Cognitive Behavioural Therapy for Gender-based Violence Prevention: Evidence from a Randomized Trial in Mexico

Peer Reviewed icon Peer Reviewed
Author
Marinkovic Dal Poggetto, Sofía ;
Pucci, Florencia ;
Serra Fernández, Beatriz
Date issued
May 2025
Subject
Gender-Based Violence;
Educational Institution;
Women;
Violence Prevention;
Regulation;
Cognitive Development;
Gender;
Skills;
Intimate Partner Violence;
Risk Management;
Debtor Finance
JEL code
J16 - Economics of Gender • Non-labor Discrimination;
I31 - General Welfare, Well-Being;
Z18 - Public Policy;
H43 - Project Evaluation • Social Discount Rate
Country
Mexico
Category
Working Papers
Cognitive behavioral therapy (CBT) has become a powerful and effective tool to deal with violence in many at-risk areas in the world. However, its use for gender-based violence (GBV) and dating violence, although promising, has been limited and used as a response service for survivors, rather than for prevention.
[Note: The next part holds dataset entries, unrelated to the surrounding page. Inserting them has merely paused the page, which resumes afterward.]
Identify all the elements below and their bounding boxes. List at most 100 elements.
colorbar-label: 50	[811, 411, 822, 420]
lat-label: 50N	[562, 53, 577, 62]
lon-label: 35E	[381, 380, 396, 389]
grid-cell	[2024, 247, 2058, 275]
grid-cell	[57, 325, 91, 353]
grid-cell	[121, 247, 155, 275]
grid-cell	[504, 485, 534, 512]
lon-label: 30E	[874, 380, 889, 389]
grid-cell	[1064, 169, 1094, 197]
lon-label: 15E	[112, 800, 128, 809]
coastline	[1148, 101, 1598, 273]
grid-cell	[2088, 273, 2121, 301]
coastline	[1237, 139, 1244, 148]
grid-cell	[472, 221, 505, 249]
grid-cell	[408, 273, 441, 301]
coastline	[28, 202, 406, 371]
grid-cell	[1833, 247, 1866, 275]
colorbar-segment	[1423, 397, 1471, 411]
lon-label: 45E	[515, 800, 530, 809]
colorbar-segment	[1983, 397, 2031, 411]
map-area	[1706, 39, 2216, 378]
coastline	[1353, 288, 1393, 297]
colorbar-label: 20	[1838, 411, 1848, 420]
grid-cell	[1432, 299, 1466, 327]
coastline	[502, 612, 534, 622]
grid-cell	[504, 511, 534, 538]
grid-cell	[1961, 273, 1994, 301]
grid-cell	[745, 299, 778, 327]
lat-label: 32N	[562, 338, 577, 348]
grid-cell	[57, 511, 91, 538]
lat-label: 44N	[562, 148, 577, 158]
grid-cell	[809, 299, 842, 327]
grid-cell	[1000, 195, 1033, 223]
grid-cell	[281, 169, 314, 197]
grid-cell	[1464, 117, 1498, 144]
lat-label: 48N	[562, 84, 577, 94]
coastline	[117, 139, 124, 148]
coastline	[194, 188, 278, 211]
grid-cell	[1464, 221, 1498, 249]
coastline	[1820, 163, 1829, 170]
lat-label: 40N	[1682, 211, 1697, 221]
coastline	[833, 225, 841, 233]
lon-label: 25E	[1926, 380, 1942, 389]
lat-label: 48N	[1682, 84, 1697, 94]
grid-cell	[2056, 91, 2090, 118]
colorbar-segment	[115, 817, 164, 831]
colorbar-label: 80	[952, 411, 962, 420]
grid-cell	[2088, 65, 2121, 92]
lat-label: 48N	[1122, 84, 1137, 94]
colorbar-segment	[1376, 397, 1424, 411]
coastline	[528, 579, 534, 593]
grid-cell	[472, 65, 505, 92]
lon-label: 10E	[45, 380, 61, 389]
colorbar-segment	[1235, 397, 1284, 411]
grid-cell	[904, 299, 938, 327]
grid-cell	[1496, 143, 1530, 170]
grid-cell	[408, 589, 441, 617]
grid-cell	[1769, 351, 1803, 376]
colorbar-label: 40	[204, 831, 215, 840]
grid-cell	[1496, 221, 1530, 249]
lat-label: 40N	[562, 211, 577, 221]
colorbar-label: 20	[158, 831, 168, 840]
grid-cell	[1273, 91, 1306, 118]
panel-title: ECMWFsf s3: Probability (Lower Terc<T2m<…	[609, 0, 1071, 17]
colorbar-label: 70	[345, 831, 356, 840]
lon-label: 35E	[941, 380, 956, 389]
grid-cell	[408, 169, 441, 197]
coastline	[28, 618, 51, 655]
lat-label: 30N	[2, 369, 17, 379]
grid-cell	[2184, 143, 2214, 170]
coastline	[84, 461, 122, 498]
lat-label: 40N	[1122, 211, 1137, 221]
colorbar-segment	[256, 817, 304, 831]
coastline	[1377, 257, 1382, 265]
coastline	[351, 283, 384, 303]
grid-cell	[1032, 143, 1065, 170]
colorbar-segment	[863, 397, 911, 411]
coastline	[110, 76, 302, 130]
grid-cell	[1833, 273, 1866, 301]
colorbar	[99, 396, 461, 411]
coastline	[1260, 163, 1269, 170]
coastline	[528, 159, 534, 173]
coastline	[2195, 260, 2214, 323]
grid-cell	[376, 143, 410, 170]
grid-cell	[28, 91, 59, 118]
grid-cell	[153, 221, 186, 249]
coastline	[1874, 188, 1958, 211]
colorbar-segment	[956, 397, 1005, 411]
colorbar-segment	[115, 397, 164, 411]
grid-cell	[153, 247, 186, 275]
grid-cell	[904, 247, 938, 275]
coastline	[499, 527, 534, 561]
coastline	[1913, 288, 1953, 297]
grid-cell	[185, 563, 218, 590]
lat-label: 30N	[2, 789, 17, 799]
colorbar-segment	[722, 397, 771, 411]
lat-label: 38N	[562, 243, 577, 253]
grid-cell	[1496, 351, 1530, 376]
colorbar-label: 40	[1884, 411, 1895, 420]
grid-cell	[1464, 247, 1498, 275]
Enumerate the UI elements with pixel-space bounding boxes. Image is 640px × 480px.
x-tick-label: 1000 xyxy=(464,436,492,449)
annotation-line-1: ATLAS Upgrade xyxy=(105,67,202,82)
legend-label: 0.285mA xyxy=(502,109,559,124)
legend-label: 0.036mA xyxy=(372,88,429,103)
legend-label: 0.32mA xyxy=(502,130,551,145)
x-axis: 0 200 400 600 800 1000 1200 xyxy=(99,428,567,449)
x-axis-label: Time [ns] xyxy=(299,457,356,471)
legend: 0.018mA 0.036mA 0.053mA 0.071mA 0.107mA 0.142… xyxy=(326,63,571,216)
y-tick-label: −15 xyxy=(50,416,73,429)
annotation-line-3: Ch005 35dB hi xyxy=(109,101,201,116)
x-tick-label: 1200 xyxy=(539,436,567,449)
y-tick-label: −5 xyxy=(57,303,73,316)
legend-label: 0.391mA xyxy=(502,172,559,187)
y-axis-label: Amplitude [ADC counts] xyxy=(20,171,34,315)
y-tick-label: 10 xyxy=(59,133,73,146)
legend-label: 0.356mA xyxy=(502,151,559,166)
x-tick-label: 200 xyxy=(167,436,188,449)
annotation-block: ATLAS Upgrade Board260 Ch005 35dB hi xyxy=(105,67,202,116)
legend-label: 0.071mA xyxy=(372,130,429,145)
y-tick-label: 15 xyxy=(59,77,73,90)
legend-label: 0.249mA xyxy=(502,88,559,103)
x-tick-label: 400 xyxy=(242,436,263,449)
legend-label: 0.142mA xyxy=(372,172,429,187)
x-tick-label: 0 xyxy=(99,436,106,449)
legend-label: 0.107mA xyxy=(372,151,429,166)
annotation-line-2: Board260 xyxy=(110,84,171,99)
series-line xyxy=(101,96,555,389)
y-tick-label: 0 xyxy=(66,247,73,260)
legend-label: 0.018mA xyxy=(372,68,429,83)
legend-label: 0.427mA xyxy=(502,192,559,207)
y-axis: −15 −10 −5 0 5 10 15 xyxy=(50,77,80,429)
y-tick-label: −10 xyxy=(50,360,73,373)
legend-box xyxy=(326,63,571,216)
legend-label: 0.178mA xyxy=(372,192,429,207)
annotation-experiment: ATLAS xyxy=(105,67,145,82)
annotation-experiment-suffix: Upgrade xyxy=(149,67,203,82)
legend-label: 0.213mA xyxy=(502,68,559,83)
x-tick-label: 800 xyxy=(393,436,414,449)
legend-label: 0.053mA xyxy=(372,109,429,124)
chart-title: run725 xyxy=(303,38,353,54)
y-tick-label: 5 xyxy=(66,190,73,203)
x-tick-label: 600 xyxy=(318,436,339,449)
To understand to what extent such interventions can help provide tools and skills to young people in their impressionable years to produce behavioral changes that prevent GBV, we carried out such an intervention among high school students in the municipality of Ecatepec in Mexico. We assessed the intervention with a randomized control trial. We introduce the novelty of collecting objective measures from automated neuropsychological tests to explore whether CBT might be functioning through the development of subjects' executive functions. Results from this intervention fail to show any clear change in self-reported violence. They do show, however, impacts on executive functions related to violence, such as emotional recognition and inhibitory control skills.